On the other hand, who tells the boys that girls are human beings and that their bodies must be respected? That they cannot do anything without their consent? No one is saying that.
And in fact, the study conducted in 2002 by the Malian Ministry for the Promotion of Women, Children and the Family concluded that all Malian women without exception had been victims of at least one of the discriminations identified.
What do you think are the best ways to fight against gender-based violence?
I think that there are two axes of intervention: institutional change and social change.
As far as institutional change is concerned, we carry out advocacy actions to sensitize the government and to bring the authorities to see the importance and the necessity of legislating on these issues, of setting up programs that work on these problems, of having shelters for women, of having a judicial authority specialized in issues of violence against women and of institutionalizing, for example, the care of the victims. For it is not only a question of providing a legislative framework, but also a holistic support system - a service that at the moment is mainly offered by NGOs.

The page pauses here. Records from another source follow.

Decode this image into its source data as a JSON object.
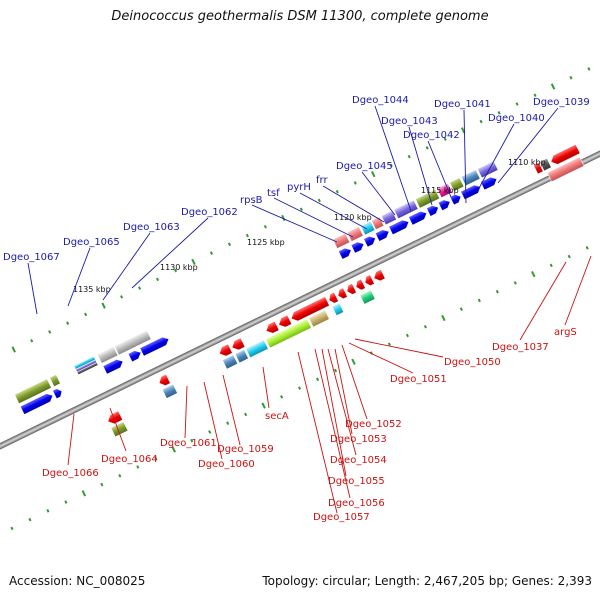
{
  "title": "Deinococcus geothermalis DSM 11300, complete genome",
  "footer": {
    "accession": "Accession: NC_008025",
    "topology": "Topology: circular; Length: 2,467,205 bp; Genes: 2,393"
  },
  "colors": {
    "backbone": "#8a8a8a",
    "forward_cds": "#0000ee",
    "reverse_cds": "#ee0000",
    "tick": "#339933",
    "label_forward": "#1a1aaa",
    "label_reverse": "#cc1111"
  },
  "scale_labels": [
    "1110 kbp",
    "1115 kbp",
    "1120 kbp",
    "1125 kbp",
    "1130 kbp",
    "1135 kbp"
  ],
  "upper_labels": [
    "Dgeo_1044",
    "Dgeo_1041",
    "Dgeo_1039",
    "Dgeo_1043",
    "Dgeo_1040",
    "Dgeo_1042",
    "Dgeo_1045",
    "frr",
    "pyrH",
    "tsf",
    "rpsB",
    "Dgeo_1062",
    "Dgeo_1063",
    "Dgeo_1065",
    "Dgeo_1067"
  ],
  "lower_labels": [
    "Dgeo_1037",
    "argS",
    "Dgeo_1050",
    "Dgeo_1051",
    "secA",
    "Dgeo_1052",
    "Dgeo_1053",
    "Dgeo_1054",
    "Dgeo_1055",
    "Dgeo_1056",
    "Dgeo_1057",
    "Dgeo_1061",
    "Dgeo_1059",
    "Dgeo_1060",
    "Dgeo_1064",
    "Dgeo_1066"
  ]
}
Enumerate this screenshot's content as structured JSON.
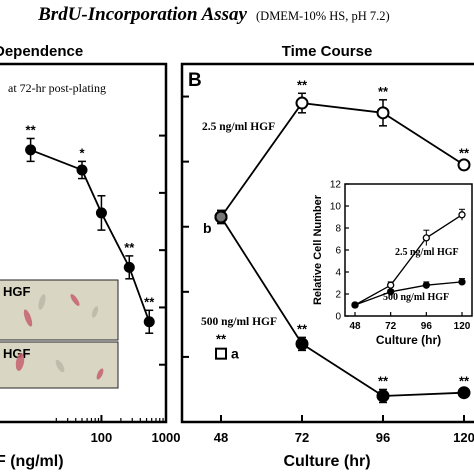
{
  "header": {
    "title": "BrdU-Incorporation Assay",
    "subtitle": "(DMEM-10% HS, pH 7.2)"
  },
  "colors": {
    "axis": "#000000",
    "background": "#ffffff",
    "photo_bg": "#d9d7c4",
    "cell_stain": "#c4606e"
  },
  "chart_data": [
    {
      "type": "line",
      "panel_title": "Dependence",
      "annotation": "at 72-hr post-plating",
      "xlabel": "F (ng/ml)",
      "xscale": "log",
      "xticks": [
        "100",
        "1000"
      ],
      "series": [
        {
          "points": [
            {
              "x": 8,
              "y": 95
            },
            {
              "x": 50,
              "y": 88
            },
            {
              "x": 100,
              "y": 73
            },
            {
              "x": 270,
              "y": 54
            },
            {
              "x": 550,
              "y": 35
            }
          ],
          "error": [
            4,
            3,
            6,
            4,
            4
          ],
          "significance": [
            "**",
            "*",
            "",
            "**",
            "**"
          ]
        }
      ],
      "inset_photos": {
        "labels": [
          "HGF",
          "HGF"
        ]
      }
    },
    {
      "type": "line",
      "panel_label": "B",
      "panel_title": "Time Course",
      "xlabel": "Culture (hr)",
      "xticks": [
        "48",
        "72",
        "96",
        "120"
      ],
      "xlim": [
        48,
        120
      ],
      "series": [
        {
          "name": "2.5 ng/ml HGF",
          "marker": "open-circle",
          "points": [
            {
              "x": 48,
              "y": 63
            },
            {
              "x": 72,
              "y": 98
            },
            {
              "x": 96,
              "y": 95
            },
            {
              "x": 120,
              "y": 79
            }
          ],
          "error": [
            2,
            3,
            4,
            1
          ],
          "significance": [
            "",
            "**",
            "**",
            "**"
          ]
        },
        {
          "name": "500 ng/ml HGF",
          "marker": "filled-circle",
          "points": [
            {
              "x": 48,
              "y": 63
            },
            {
              "x": 72,
              "y": 24
            },
            {
              "x": 96,
              "y": 8
            },
            {
              "x": 120,
              "y": 9
            }
          ],
          "error": [
            2,
            2,
            2,
            1
          ],
          "significance": [
            "",
            "**",
            "**",
            "**"
          ]
        }
      ],
      "point_label_b": "b",
      "marker_a": {
        "label": "a",
        "significance": "**",
        "x": 48,
        "y": 21
      },
      "inset": {
        "type": "line",
        "xlabel": "Culture (hr)",
        "ylabel": "Relative Cell Number",
        "xticks": [
          "48",
          "72",
          "96",
          "120"
        ],
        "yticks": [
          "0",
          "2",
          "4",
          "6",
          "8",
          "10",
          "12"
        ],
        "xlim": [
          48,
          120
        ],
        "ylim": [
          0,
          12
        ],
        "series": [
          {
            "name": "2.5 ng/ml HGF",
            "marker": "open-circle",
            "x": [
              48,
              72,
              96,
              120
            ],
            "y": [
              1.0,
              2.8,
              7.1,
              9.2
            ],
            "error": [
              0.1,
              0.3,
              0.7,
              0.5
            ]
          },
          {
            "name": "500 ng/ml HGF",
            "marker": "filled-circle",
            "x": [
              48,
              72,
              96,
              120
            ],
            "y": [
              1.0,
              2.2,
              2.8,
              3.1
            ],
            "error": [
              0.1,
              0.2,
              0.3,
              0.3
            ]
          }
        ]
      }
    }
  ]
}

As far as social change is concerned, I think it has to go through two dynamics: on the one hand, the deconstruction of many beliefs, myths and stereotypes; and on the other hand, the valorization of other beliefs. Because there are beautiful values in these communities. There are men who are considered in their community as "wearing a pagne" because they help their wives in the housework, because they send their daughters to school. They are singled out.
We call them model men, we give them the floor, we give the floor to the women and girls of their families to share their experiences. We value the economic activities or the political commitment of certain women, we value the support and the help of their husbands.
At CECI, equality between women and men is our pillar. More than that, it is our DNA. Whatever the project, women are the main beneficiaries of all the actions we have on the ground here in Mali. And in all our projects we have a large component dedicated to the fight against gender-based violence.
Do you think that a day like November 25, which is the International Day for the Elimination of Violence against Women, can contribute significantly to the fight against violence?
More than November 25, I am interested by the 16 days of activism that follow it.
It's become a campaign period, which allows for debate, which allows for discussions on issues that aren't necessarily talked about every day. It allows people who do not talk about violence against women to do so, because there is a synergy of actions of all actors, including on social networks.
And above all, this campaign ends on December 10, which is International Human Rights Day. For me, making this link allows me to say that women's rights are human rights and that violence against women is a violation of human rights. It's essential for me to get that message out: human rights are feminist.